Part 1 – Data Ingestion & Preprocessing¶

  1. Data Loading

    • How do you ensure that your dataset is properly split into training, validation, and test sets, and why is class balance important during data splitting?
  2. Text Cleaning & Tokenization

    • What is the role of tokenization in text preprocessing, and how does it impact the model's performance?

Part 2 – Exploratory Data Analysis (EDA)¶

  1. Class Distribution

    • How does the class distribution (positive vs negative reviews) impact the model’s performance, and what strategies can be used if the dataset is imbalanced?
  2. Text Characteristics

    • What insights can be gained from visualizing word clouds for each sentiment class, and how can it improve feature engineering?

Part 3 – Baseline Traditional Models¶

  1. Logistic Regression & SVM

    • Why do you use cross-validation when training models like logistic regression or SVM, and how does it help prevent overfitting?
  2. Random Forest & Gradient Boosting

    • What role does feature importance play in interpreting Random Forest or XGBoost models?

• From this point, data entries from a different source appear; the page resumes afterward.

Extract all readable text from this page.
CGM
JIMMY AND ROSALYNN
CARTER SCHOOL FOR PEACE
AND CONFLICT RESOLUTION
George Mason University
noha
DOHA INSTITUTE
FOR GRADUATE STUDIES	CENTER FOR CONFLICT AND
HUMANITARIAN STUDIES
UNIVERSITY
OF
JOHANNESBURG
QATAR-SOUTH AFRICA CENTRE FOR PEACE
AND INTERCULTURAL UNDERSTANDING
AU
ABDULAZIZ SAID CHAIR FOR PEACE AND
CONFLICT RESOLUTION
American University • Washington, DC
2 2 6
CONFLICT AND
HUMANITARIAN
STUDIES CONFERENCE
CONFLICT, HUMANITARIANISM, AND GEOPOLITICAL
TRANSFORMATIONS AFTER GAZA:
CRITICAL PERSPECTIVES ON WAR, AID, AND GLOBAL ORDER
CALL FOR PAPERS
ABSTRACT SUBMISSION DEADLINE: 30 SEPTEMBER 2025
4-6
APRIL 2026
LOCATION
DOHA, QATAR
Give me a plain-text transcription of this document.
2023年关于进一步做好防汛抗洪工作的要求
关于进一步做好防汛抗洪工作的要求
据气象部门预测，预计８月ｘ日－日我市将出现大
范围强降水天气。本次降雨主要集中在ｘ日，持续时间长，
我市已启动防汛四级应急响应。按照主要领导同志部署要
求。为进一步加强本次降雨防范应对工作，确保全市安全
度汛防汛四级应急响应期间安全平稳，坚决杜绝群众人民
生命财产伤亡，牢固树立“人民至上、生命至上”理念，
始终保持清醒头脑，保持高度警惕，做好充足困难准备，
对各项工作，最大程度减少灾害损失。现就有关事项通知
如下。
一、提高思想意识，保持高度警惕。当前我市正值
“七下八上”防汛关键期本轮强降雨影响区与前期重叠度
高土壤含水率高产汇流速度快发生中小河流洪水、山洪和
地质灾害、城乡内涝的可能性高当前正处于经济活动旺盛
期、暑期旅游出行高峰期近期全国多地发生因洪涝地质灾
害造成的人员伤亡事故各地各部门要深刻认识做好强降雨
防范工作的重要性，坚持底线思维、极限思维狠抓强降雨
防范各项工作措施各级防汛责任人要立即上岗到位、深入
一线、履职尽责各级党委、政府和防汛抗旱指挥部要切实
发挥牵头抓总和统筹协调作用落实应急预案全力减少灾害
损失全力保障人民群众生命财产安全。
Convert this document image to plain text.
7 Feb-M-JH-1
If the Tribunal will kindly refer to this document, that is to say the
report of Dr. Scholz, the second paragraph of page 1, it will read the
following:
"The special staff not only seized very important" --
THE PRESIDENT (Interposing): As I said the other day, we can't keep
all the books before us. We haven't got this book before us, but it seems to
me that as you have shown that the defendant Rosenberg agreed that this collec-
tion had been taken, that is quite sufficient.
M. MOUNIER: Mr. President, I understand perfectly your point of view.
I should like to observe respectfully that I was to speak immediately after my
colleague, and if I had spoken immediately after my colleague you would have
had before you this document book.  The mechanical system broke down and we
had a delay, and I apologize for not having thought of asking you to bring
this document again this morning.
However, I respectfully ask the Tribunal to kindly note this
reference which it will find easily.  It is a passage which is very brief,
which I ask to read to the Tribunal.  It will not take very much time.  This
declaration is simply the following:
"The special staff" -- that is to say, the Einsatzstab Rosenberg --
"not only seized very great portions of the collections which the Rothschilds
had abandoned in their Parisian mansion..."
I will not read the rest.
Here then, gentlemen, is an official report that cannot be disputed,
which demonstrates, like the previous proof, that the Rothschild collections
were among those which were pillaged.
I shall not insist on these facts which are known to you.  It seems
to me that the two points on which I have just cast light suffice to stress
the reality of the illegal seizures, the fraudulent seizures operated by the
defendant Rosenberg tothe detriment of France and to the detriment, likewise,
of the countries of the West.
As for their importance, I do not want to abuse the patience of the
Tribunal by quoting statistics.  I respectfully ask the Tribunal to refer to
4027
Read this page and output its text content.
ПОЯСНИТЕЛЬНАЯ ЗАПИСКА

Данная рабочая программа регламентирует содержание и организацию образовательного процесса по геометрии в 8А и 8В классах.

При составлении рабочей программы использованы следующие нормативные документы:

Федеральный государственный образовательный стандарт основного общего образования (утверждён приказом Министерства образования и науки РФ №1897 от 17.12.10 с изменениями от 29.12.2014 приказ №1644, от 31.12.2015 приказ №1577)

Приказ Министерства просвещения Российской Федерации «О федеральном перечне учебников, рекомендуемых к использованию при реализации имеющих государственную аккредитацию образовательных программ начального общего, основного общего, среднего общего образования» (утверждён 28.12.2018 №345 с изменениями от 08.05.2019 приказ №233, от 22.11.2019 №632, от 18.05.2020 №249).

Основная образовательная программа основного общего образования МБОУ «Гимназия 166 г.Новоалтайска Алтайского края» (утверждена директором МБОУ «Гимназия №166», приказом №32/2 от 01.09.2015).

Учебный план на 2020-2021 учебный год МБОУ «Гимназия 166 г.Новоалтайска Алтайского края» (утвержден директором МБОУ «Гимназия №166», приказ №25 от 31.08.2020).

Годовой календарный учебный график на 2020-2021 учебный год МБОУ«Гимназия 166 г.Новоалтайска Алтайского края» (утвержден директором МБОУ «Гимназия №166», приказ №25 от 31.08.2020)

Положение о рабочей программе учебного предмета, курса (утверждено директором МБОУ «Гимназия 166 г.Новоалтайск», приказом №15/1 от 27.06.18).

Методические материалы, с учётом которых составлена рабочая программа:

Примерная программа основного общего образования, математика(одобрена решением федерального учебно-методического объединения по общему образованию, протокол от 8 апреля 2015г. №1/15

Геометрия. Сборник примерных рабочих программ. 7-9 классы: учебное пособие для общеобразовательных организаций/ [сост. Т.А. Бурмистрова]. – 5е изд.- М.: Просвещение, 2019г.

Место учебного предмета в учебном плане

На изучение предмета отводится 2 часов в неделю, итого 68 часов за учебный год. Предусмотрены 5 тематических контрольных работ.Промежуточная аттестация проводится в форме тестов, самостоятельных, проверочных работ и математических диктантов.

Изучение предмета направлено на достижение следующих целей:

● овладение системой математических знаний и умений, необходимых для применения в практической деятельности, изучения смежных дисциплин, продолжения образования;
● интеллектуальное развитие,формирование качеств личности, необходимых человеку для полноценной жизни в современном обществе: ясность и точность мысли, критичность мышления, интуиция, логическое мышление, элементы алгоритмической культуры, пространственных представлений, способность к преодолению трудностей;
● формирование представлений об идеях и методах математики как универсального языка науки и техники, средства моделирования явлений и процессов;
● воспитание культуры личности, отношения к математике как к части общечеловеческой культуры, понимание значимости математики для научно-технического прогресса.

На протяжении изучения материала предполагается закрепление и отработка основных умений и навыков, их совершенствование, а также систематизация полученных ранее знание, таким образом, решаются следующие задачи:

Part 4 – Neural Network Models¶

  1. Simple Feed-Forward

    • Why is embedding freezing used when training neural networks on pre-trained embeddings, and how does it affect model performance?
  2. Convolutional Text Classifier

    • What is the intuition behind using convolutional layers for text classification tasks, and why might they outperform traditional fully connected layers?

Part 5 – Transfer Learning & Advanced Architectures¶

  1. Pre-trained Embeddings

    • How do pre-trained word embeddings like GloVe or FastText improve model performance compared to training embeddings from scratch?
  2. Transformer Fine-Tuning

    • How does the self-attention mechanism in Transformer models like BERT improve performance on text data?

Part 6 – Hyperparameter Optimization¶

  1. Search Strategy

    • How does hyperparameter optimization help improve the model’s performance, and what challenges arise when selecting an optimal search space?
  2. Results Analysis

    • What does the validation loss and accuracy tell you about the model’s generalization ability?

Part 7 – Final Comparison & Error Analysis¶

  1. Consolidated Results

    • How do you compare models with different architectures (e.g., logistic regression vs. BERT) to select the best model for deployment?
  2. Error Analysis

    • What insights can you gain from studying model misclassifications, and how might this influence future improvements to the model?

Part 8 – Optional Challenge Extensions¶

  1. Data Augmentation

    • How does back-translation or synonym swapping as text augmentation improve model generalization?
  2. Sentiment Lexicon

    • How might integrating sentiment lexicons like VADER improve the sentiment classification model, and what are the challenges of using lexicon-based approaches alongside machine learning models?